From its lucrative and brutal indigo and rice plantation history, Revolutionary War naval scuffles, and British occupation to its importance as a seaport, Georgetown (South Carolina’s third oldest city) is a history buff’s dream come true. An official port of entry in 1732, Georgetown is full of great museums ready to give you history lessons in the maritime industry, its role as the number one rice exporter in the world, the heritage of the Gullah people and more.
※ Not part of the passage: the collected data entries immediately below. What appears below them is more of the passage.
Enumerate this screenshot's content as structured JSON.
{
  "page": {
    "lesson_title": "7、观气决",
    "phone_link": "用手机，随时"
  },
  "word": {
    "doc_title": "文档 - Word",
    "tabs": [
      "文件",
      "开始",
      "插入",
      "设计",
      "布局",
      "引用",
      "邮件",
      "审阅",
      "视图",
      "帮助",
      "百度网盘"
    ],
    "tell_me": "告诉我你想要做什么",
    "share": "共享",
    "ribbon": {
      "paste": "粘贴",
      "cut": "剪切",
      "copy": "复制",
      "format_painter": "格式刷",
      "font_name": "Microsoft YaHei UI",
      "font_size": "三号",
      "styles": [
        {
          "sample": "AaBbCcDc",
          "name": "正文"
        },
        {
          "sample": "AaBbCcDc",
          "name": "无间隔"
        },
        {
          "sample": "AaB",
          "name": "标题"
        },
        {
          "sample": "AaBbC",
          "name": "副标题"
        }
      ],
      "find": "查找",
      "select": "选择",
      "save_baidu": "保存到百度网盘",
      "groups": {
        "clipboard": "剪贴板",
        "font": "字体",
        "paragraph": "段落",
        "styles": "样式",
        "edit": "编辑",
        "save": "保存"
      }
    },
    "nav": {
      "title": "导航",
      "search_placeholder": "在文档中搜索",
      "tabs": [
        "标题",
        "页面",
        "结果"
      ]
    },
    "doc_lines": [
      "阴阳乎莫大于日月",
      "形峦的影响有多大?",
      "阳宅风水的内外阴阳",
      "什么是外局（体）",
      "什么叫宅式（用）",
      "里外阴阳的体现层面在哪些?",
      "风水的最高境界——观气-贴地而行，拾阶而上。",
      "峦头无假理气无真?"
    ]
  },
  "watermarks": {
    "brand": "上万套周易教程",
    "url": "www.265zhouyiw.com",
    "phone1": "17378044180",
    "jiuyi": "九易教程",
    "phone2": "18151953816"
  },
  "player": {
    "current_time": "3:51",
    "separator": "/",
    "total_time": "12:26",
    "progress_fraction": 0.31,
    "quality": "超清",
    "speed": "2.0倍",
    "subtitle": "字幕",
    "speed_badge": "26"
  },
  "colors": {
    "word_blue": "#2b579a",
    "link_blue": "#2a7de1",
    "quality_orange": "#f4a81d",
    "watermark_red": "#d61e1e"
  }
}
Whether casually strolling throughout the Historic District’s many old businesses and 60 antebellum homes or a serious student of early American life, Georgetown is the Grand Strand’s oldest and most venerable city.
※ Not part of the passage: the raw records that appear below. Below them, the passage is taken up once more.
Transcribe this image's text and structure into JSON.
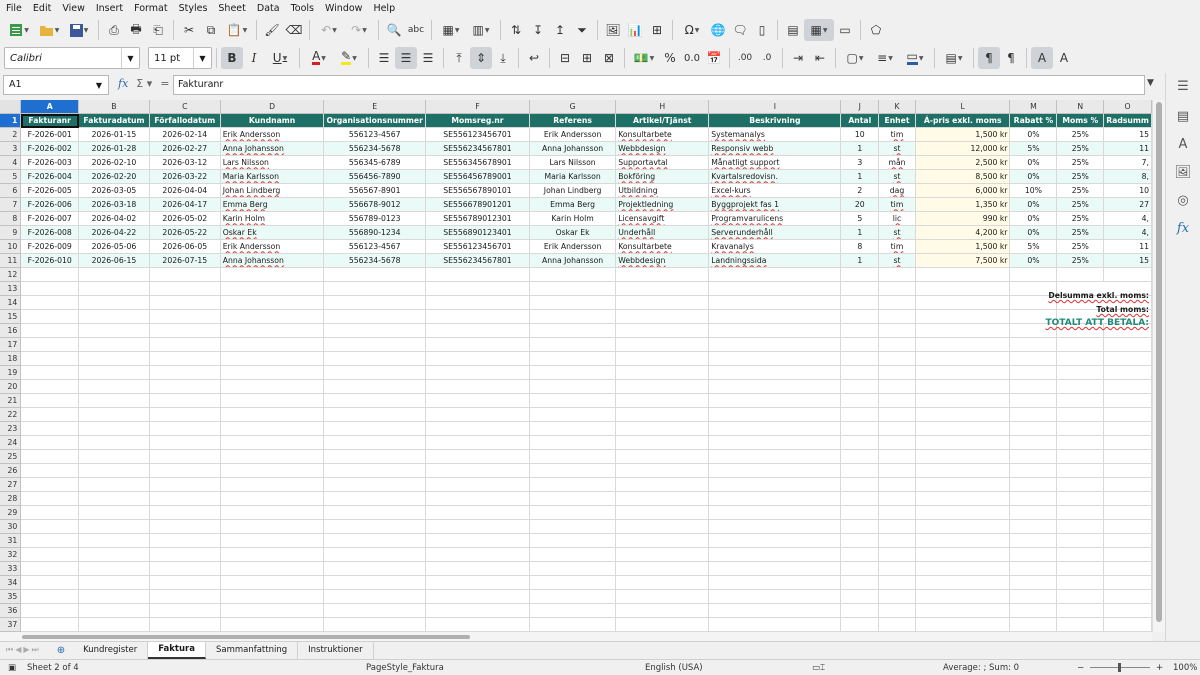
{
  "menu": [
    "File",
    "Edit",
    "View",
    "Insert",
    "Format",
    "Styles",
    "Sheet",
    "Data",
    "Tools",
    "Window",
    "Help"
  ],
  "font": {
    "name": "Calibri",
    "size": "11 pt"
  },
  "formula_bar": {
    "cell_ref": "A1",
    "content": "Fakturanr"
  },
  "columns": [
    "A",
    "B",
    "C",
    "D",
    "E",
    "F",
    "G",
    "H",
    "I",
    "J",
    "K",
    "L",
    "M",
    "N",
    "O"
  ],
  "headers": [
    "Fakturanr",
    "Fakturadatum",
    "Förfallodatum",
    "Kundnamn",
    "Organisationsnummer",
    "Momsreg.nr",
    "Referens",
    "Artikel/Tjänst",
    "Beskrivning",
    "Antal",
    "Enhet",
    "Á-pris exkl. moms",
    "Rabatt %",
    "Moms %",
    "Radsumm"
  ],
  "rows": [
    [
      "F-2026-001",
      "2026-01-15",
      "2026-02-14",
      "Erik Andersson",
      "556123-4567",
      "SE556123456701",
      "Erik Andersson",
      "Konsultarbete",
      "Systemanalys",
      "10",
      "tim",
      "1,500 kr",
      "0%",
      "25%",
      "15"
    ],
    [
      "F-2026-002",
      "2026-01-28",
      "2026-02-27",
      "Anna Johansson",
      "556234-5678",
      "SE556234567801",
      "Anna Johansson",
      "Webbdesign",
      "Responsiv webb",
      "1",
      "st",
      "12,000 kr",
      "5%",
      "25%",
      "11"
    ],
    [
      "F-2026-003",
      "2026-02-10",
      "2026-03-12",
      "Lars Nilsson",
      "556345-6789",
      "SE556345678901",
      "Lars Nilsson",
      "Supportavtal",
      "Månatligt support",
      "3",
      "mån",
      "2,500 kr",
      "0%",
      "25%",
      "7,"
    ],
    [
      "F-2026-004",
      "2026-02-20",
      "2026-03-22",
      "Maria Karlsson",
      "556456-7890",
      "SE556456789001",
      "Maria Karlsson",
      "Bokföring",
      "Kvartalsredovisn.",
      "1",
      "st",
      "8,500 kr",
      "0%",
      "25%",
      "8,"
    ],
    [
      "F-2026-005",
      "2026-03-05",
      "2026-04-04",
      "Johan Lindberg",
      "556567-8901",
      "SE556567890101",
      "Johan Lindberg",
      "Utbildning",
      "Excel-kurs",
      "2",
      "dag",
      "6,000 kr",
      "10%",
      "25%",
      "10"
    ],
    [
      "F-2026-006",
      "2026-03-18",
      "2026-04-17",
      "Emma Berg",
      "556678-9012",
      "SE556678901201",
      "Emma Berg",
      "Projektledning",
      "Byggprojekt fas 1",
      "20",
      "tim",
      "1,350 kr",
      "0%",
      "25%",
      "27"
    ],
    [
      "F-2026-007",
      "2026-04-02",
      "2026-05-02",
      "Karin Holm",
      "556789-0123",
      "SE556789012301",
      "Karin Holm",
      "Licensavgift",
      "Programvarulicens",
      "5",
      "lic",
      "990 kr",
      "0%",
      "25%",
      "4,"
    ],
    [
      "F-2026-008",
      "2026-04-22",
      "2026-05-22",
      "Oskar Ek",
      "556890-1234",
      "SE556890123401",
      "Oskar Ek",
      "Underhåll",
      "Serverunderhåll",
      "1",
      "st",
      "4,200 kr",
      "0%",
      "25%",
      "4,"
    ],
    [
      "F-2026-009",
      "2026-05-06",
      "2026-06-05",
      "Erik Andersson",
      "556123-4567",
      "SE556123456701",
      "Erik Andersson",
      "Konsultarbete",
      "Kravanalys",
      "8",
      "tim",
      "1,500 kr",
      "5%",
      "25%",
      "11"
    ],
    [
      "F-2026-010",
      "2026-06-15",
      "2026-07-15",
      "Anna Johansson",
      "556234-5678",
      "SE556234567801",
      "Anna Johansson",
      "Webbdesign",
      "Landningssida",
      "1",
      "st",
      "7,500 kr",
      "0%",
      "25%",
      "15"
    ]
  ],
  "summary": {
    "subtotal_label": "Delsumma exkl. moms:",
    "vat_label": "Total moms:",
    "total_label": "TOTALT ATT BETALA:"
  },
  "tabs": [
    "Kundregister",
    "Faktura",
    "Sammanfattning",
    "Instruktioner"
  ],
  "active_tab": "Faktura",
  "status": {
    "sheet": "Sheet 2 of 4",
    "page_style": "PageStyle_Faktura",
    "language": "English (USA)",
    "sum": "Average: ; Sum: 0",
    "zoom": "100%"
  },
  "colors": {
    "header_bg": "#1e6f66",
    "even_row_bg": "#eafaf6",
    "price_bg": "#fffbe6",
    "selection": "#1f6fd0",
    "total_label": "#1e8a7a"
  }
}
South Carolina Maritime Museum
729 Front St., Georgetown

Opened in 2011, the South Carolina Maritime Museum celebrates the long history of the state’s shipping industry. Georgetown is the state’s second largest shipping port behind Charleston. Loaded with artifacts, documents, photographs and interactive displays, the museum also sponsors the Wooden Boat Show each fall, as well as sponsoring youth sailing camps.

The iconic Georgetown Clock Tower (1842)

Rice Museum
633 Front St., Georgetown

Locating the iconic Georgetown Clock Tower (1842) is easy, and it will lead to finding the Rice Museum in the two-story building just behind the tower. Here you’ll see a permanent collection of artifacts, dioramas, artwork, maps and much more, all helping tell the story of the region’s massive rice industry. You’ll also find the hull of the 50-foot Brown’s Ferry Vessel (1750s), widely believed to be the oldest Colonial-era vessel ever found.

Gullah Museum
123 King St., Georgetown

Story quilts, sweetgrass baskets, artifacts and guided tours surrounding the Gullah culture and the African experience await the staycationer wishing to learn the whole story of the South Carolina Lowcountry. Tours (by appointment only) visit slave markets, once segregated beaches and historic Charleston.

This antebellum Georgian-style home built around 1769 became especially famous when Julia and Harold Kaminski purchased the house in 1931.

Kaminski House
1003 Front St., Georgetown

First owned by a wealthy sea merchant family, this antebellum Georgian-style home built around 1769 became especially famous when Julia and Harold Kaminski purchased the house in 1931. Harold Kaminski was a former mayor of Georgetown and served in the U.S. Navy during WWI and WWII, including surviving the attack on Pearl Harbor in 1941. When widow Julia died in 1972, she willed the home and its collection of English and French antiques to the city of Georgetown to serve as a museum.